On a NUM_PARALLEL=1 backend, parallel sub-agents do not increase throughput — every inference still queues at the single model slot, and the per-sub-agent overhead (a full reasoning + summary loop per agent) makes total wall time significantly longer than the parent doing the same work inline.

Options:

  • Raise OLLAMA_NUM_PARALLEL on the server if your GPU has enough VRAM for multiple KV-cache allocations.
  • Use --no-sub-agent and let the parent model read files inline.
  • Switch to a hosted provider (Anthropic, OpenAI) where each sub-agent gets independent fleet capacity.
  • Cap dispatch with --parallel-tool-limit N to limit concurrent sub-agent calls.

Sub-agents on a serialising backend

Parallel sub-agents still provide context isolation (each sub-agent gets a fresh context window) even when NUM_PARALLEL=1. That can be worth the wall-time cost for long independent tasks, but not for latency-sensitive pipelines.

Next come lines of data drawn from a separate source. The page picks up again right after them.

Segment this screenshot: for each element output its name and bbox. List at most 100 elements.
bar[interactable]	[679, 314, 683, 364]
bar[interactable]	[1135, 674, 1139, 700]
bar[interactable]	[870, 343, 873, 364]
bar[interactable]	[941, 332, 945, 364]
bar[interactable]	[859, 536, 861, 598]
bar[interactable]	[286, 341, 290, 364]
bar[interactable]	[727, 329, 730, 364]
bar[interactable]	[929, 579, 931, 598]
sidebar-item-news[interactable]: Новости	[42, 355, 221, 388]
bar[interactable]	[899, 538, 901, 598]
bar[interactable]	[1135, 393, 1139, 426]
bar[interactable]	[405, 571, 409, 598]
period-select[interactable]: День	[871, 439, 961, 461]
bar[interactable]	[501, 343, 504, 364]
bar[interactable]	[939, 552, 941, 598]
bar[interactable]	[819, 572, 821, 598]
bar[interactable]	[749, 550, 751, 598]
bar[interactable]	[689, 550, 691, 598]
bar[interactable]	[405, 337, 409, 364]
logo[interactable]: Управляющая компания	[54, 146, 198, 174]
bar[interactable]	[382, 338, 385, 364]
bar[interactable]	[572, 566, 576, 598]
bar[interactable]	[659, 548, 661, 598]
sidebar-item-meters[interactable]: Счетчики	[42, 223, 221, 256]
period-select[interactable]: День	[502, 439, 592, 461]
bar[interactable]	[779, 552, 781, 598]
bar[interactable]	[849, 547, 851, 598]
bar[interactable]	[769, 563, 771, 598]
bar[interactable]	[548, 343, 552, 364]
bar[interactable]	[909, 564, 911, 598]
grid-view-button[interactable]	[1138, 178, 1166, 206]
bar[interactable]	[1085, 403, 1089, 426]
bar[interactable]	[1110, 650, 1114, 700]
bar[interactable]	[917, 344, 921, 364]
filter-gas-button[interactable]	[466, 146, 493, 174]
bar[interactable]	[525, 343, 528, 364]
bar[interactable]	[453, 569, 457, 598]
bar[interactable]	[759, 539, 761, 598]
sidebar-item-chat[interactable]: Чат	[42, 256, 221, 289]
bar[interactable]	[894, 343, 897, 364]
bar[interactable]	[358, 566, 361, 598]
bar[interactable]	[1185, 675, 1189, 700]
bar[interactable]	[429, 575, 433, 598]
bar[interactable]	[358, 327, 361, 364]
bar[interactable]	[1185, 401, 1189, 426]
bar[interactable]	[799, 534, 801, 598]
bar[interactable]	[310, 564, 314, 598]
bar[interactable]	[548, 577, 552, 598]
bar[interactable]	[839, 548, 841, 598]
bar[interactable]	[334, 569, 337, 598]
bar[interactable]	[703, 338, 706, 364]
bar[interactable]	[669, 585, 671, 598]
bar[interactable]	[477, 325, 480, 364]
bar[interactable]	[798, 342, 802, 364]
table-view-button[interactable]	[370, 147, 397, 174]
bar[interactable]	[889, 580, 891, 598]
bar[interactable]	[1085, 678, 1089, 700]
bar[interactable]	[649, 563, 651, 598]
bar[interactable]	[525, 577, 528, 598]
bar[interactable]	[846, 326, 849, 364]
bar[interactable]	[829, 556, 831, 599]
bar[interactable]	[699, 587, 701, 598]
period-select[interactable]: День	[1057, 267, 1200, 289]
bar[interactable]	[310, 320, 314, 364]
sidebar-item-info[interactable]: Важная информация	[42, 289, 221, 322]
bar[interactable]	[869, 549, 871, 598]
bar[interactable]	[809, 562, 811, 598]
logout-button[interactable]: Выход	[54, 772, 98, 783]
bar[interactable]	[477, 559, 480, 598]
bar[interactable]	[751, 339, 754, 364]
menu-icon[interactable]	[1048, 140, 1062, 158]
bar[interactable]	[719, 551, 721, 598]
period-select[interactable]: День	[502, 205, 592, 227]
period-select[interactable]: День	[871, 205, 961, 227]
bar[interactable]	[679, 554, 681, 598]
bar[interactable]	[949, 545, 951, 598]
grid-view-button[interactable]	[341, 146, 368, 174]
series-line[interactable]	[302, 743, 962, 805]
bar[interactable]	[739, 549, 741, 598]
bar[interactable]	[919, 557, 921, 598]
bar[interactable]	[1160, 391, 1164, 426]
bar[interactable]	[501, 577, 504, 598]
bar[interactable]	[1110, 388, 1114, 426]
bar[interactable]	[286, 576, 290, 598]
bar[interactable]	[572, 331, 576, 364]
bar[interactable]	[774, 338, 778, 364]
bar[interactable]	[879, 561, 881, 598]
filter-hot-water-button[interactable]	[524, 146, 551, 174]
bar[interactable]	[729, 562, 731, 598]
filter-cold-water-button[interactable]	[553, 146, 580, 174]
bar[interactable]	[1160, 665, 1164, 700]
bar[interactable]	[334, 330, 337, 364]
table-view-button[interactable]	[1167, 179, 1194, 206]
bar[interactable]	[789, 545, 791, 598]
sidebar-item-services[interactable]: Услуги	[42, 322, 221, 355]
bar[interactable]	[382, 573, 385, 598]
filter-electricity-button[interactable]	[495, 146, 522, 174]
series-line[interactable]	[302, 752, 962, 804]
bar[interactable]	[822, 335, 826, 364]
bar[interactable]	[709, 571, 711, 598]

Headless Ask→deny remediation

In headless (-p) mode, tools that require user confirmation (the default "Ask" rule) are auto-denied because there is no TTY to prompt on. If a headless run silently fails to write a file or run a command, this is the likely cause.

Fix: add an explicit --allow rule or switch to --auto-allow for unattended runs:

# Allow a specific tool pattern
caliban -p "..." --allow "Write:**"

# Allow all tool calls (use with care)
caliban -p "..." --auto-allow

See Headless & Audit for the full headless permission model and how to configure durable rules.


--debug file logging

Pass --debug (or set CALIBAN_DEBUG=1) to write a detailed event + render log to disk. This is useful when diagnosing silent failures, unexpected tool behaviour, or TUI rendering issues.

Log file locations:

OSPath
macOS~/Library/Caches/caliban/debug.log
Linux / WSL~/.cache/caliban/debug.log

Debug log can be large

The debug log grows quickly under active use. Delete or rotate it after capturing the relevant session. It contains full message content, tool inputs/outputs, and provider requests — do not share it if your prompts contain sensitive information.

The log appends across runs; it is not rotated automatically.